The budget, which was announced on Tuesday, projects a deficit of $78 billion for 2025-26 in a bid to spend more money on “nation-building infrastructure, clean energy, innovation, productivity and less on day-to-day operating spending."
Carney had already announced that two of the five so-called "nation-building" resource projects are in B.C. — LNG Canada Phase 2 near Kitimat and the Red Chris mine expansion in northwest B.C.
Tuesday's budget has been praised by a national mining association for its proposed supports, even while it has drawn flak from the B.C. Green Party for what it says is a reliance on LNG and fossil fuels.
Beyond the implications for larger projects, the budget also affirms federal support for a proposed Filipino cultural centre in Metro Vancouver and other community projects throughout the province.
Here are some of the highlights of the 2025 federal budget in B.C.
Tuesday's budget announcement includes $2 billion over five years, starting next year, to create a critical minerals sovereign fund and invest in critical mineral projects and companies.
Critical minerals like copper and aluminum have been a major priority for both B.C. and Canada recently, as the country looks to secure minerals that are essential for technologies like electric vehicles and clean energy.

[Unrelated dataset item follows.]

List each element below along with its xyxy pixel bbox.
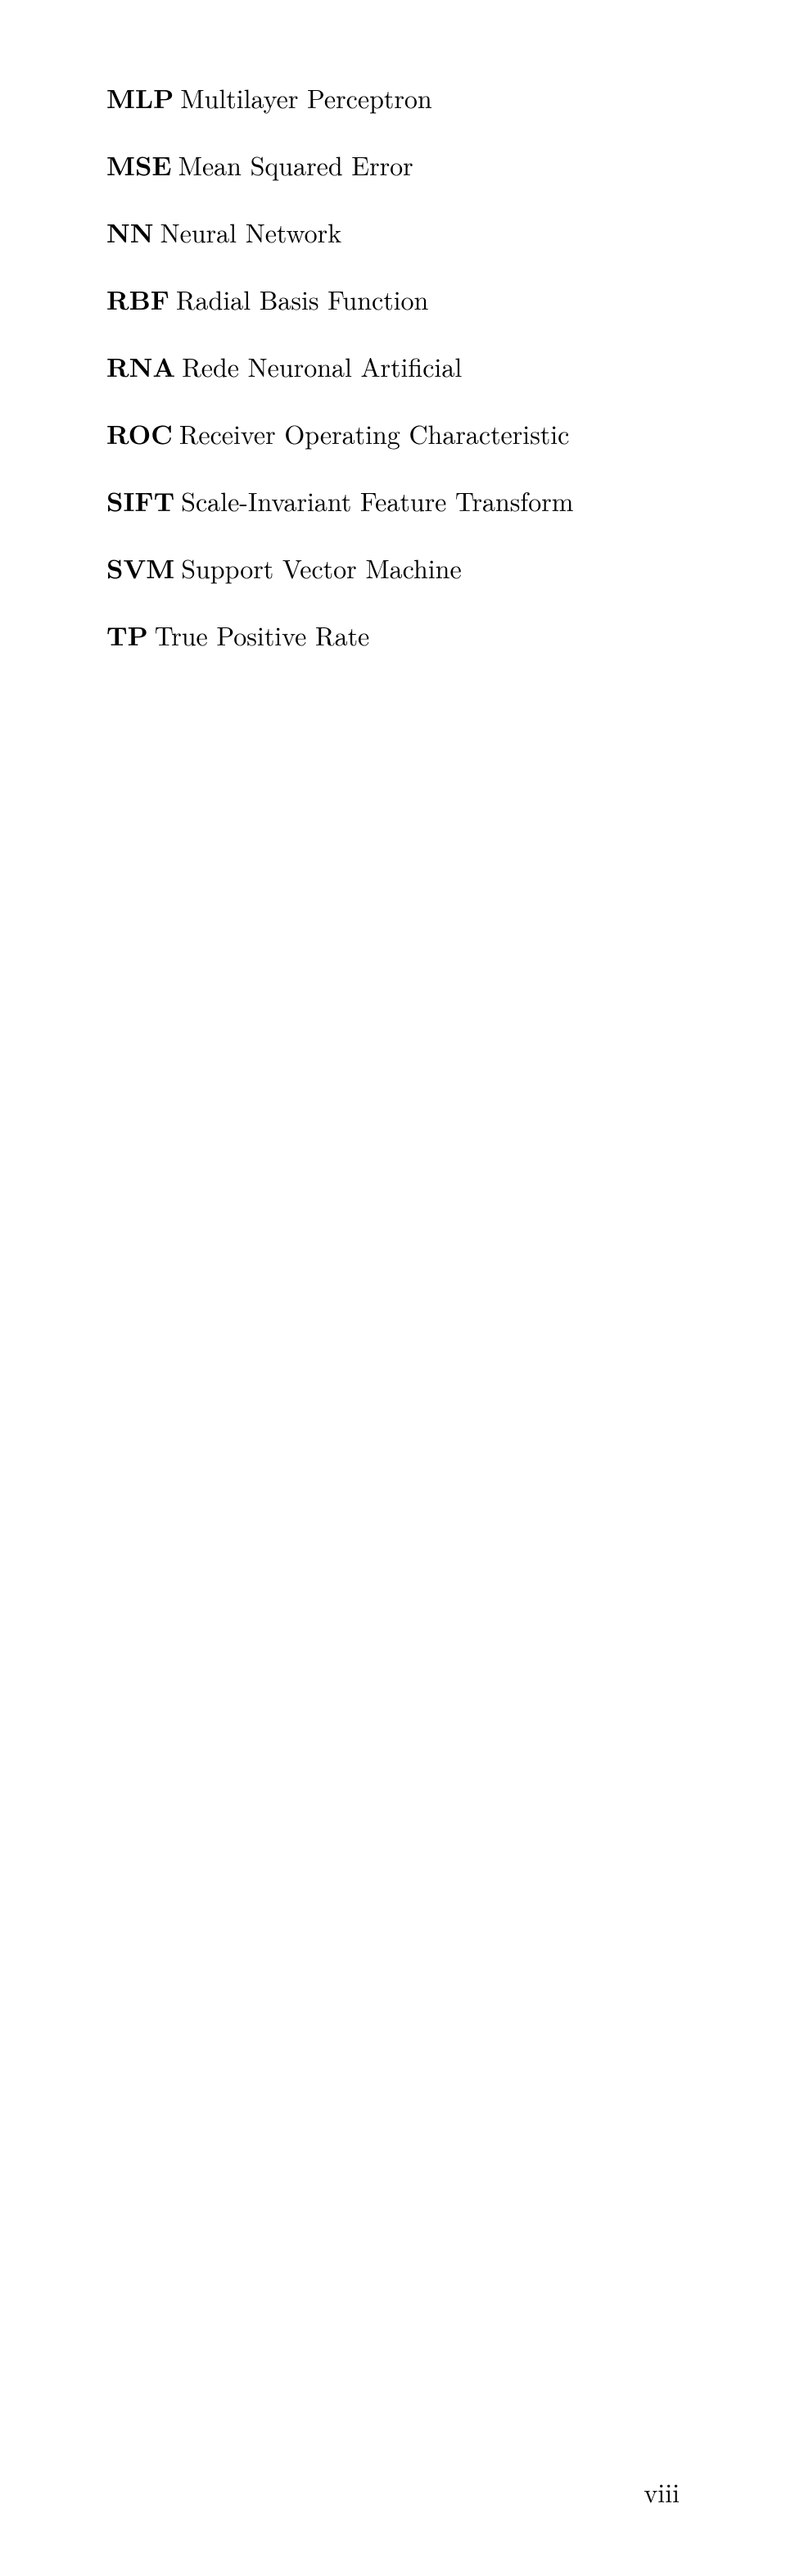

The Mining Association of Canada applauded the Liberals' budget in a statement on Tuesday, highlighting that it was expanding a number of tax credits being offered to spur critical mineral production.
B.C. Finance Minister Brenda Bailey told reporters on Tuesday that she was glad to see the budget's continued commitment to critical minerals.
"This is an area of deep importance for British Columbia," she said.
"You've heard our premiers say that British Columbia will become the economic driver of Canada. Much of that has to do with our critical mineral strategy aligned with the federal government."
B.C.'s softwood lumber industry has been hard hit by the ongoing trade war with the United States, given exports have been geared towards the U.S. for decades, and mills have been closing down with a 45 per cent tariff rate in place on lumber.
Tuesday's budget includes a re-announcement of a plan to spend up to $700 million in loan guarantees for forestry companies, the lion's share of which is expected to go to B.C. producers given the size of the provincial softwood lumber industry.